Eine deutsche Geschichte
Durch seine journalistische Tätigkeit lernte Raimund Hoghe Ende der 1970er-Jahre Pina Bausch kennen,
deren Blick und Neugier auf Menschen er teilte. So wurde er ihr Dramaturg, bis der gebürtige Wuppertaler
1989 Bauschs Tanztheater wieder verließ. In den darauf folgenden Jahren choreografierte er Stücke für verschiedene
Tänze und Schauspieler, bevor er 1994 sein erstes eigenes Solo Meinwärts realisierte, dem er die Biografie
des von den Nationalsozialisten ermordeten Tenors Joseph Schmidt zugrunde legte. In Chambre séparée (1997)
thematisierte er seine Kindheit im Deutschland der Wirtschaftswunderzeit, das die braunen Schatten der Vergangenheit
noch längst nicht abgestreift hat. In Another Dream (2000) schließlich dreht sich alles um den Aufbruch
der sechziger Jahre. Die deutsche Vergangenheit lässt ihn auch in seinen jüngsten Produktionen nicht los.
So ist im zweiten Akt seiner Boléro Variations aus dem Jahr 2007 die Stimme von Anita Lasker-Walfisch
zu hören, einer Überlebenden aus Auschwitz, die von ihren Leiden und Privilegien als Mitglied des KZ-Orchesters erzählt.
Mit nackten Oberkörpern beugen sich die knienden Tänzer mit weit nach vorne gestreckten Armen dazu zum Boden.
Sehnsuchtsräume
Hoghes Thema ist die Zeit selbst, die vergeht, und die Erinnerung an Verdrängtes, Ausgegrenztes und an andere
Formen des Zusammenlebens und der Sexualität, die im Bühnenraum zurückkehren und sich artikulieren dürfen.

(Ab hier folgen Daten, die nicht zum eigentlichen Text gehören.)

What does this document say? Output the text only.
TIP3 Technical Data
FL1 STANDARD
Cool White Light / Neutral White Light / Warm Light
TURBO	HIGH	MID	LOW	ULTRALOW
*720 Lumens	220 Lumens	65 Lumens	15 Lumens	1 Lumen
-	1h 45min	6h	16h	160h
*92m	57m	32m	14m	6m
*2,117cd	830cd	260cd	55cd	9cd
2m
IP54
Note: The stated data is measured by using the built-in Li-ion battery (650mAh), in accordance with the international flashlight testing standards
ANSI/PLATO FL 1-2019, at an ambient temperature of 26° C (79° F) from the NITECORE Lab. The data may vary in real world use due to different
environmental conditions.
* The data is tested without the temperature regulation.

Seine Tänzer erscheinen wie in Swan Lake, 4 Acts (2005) als feingliedrige Gespenster, die aus der Phantasie
des träumenden Choreografen entsprungen sind. Mit ihren rituell anmutenden Aktionen und ihren exakten Bewegungen
aus vergangenen Schwanensee-Choreografien, in denen die Tänzer und die Tänzerin Ornella Balestra selbst einmal
getanzt hatten, prägen sie sich nachhaltig ins Gedächtnis der Zuschauer ein. Hoghes Bühnen, die er mit Objekten
wie Tüchern, Teelichtern, Sand oder Schalen immer wieder geometrisch gliedert, sind Sehnsuchtsräume, die wesentlich
von seiner sorgfältig und sachkundig ausgewählten, immer genau auf das Thema des Stücks bezogenen Musik getragen werden.
Ein anderes Leben
Die Spielzeit 2007/2008 war ein produktives Jahr für Raimund Hoghe, in der er gleich mit drei neuen Stücken
aufwartete. In Seoul, Korea, entwickelte er 36, Avenue Georges Mandel über die Operndiva Maria Callas,
deren letzte Wohnadresse dem Stück den Namen gab. Kurz darauf folgte Boléro Variations, mit dem er im Februar
2008 auch zur Tanzplattform Deutschland nach Hannover eingeladen war. Inspiriert von Maurice Béjarts berühmter
Interpretation des Boléro greift Hoghe das Drehmoment des Tanzes auf und entwickelt daraus ebenso klare wie
verspielte Bewegungen für einzelne Körperteile. L’Après-midi schließlich orientiert sich an Waslaw Nijinskys
erster Choreografie aus dem Jahr 1912 zur Musik von Claude Debussy und greift dessen reliefartige, zweidimensionale
Bewegungen auf, die der Tänzer Emmanuel Eggermont als Faunfigur mit abgewinkelten Handgelenken und Füßen messerscharf
in den Raum stellt. Es sind die Posen eines Verführers, die Hoghe aus der Geschichte aufgreift, um sie zu analysieren
und neu zu betrachten. Das Thema der Sexualität, das bei der Uraufführung einen Skandal auslöste, ist dabei mehr als
eine Reminiszenz. Was sich schon in seinem furiosen Duett mit dem Tänzer Lorenzo De Brabandere, Sacre –
The Rite of Spring (2004), deutlich zeigte, setzt sich in L’Après-midi fort. Der Zuschauer kann die
Beziehung zwischen den beiden Männern auf der Bühne auch als schwule Beziehung lesen, ohne es zu müssen.
Jenseits von Anzüglichkeit oder inszenatorischer Drastik eröffnen sich den Zuschauern dabei Möglichkeiten, die
Welt ein wenig anders zu sehen und sie dadurch reicher, vielfältiger und menschlicher zu gestalten.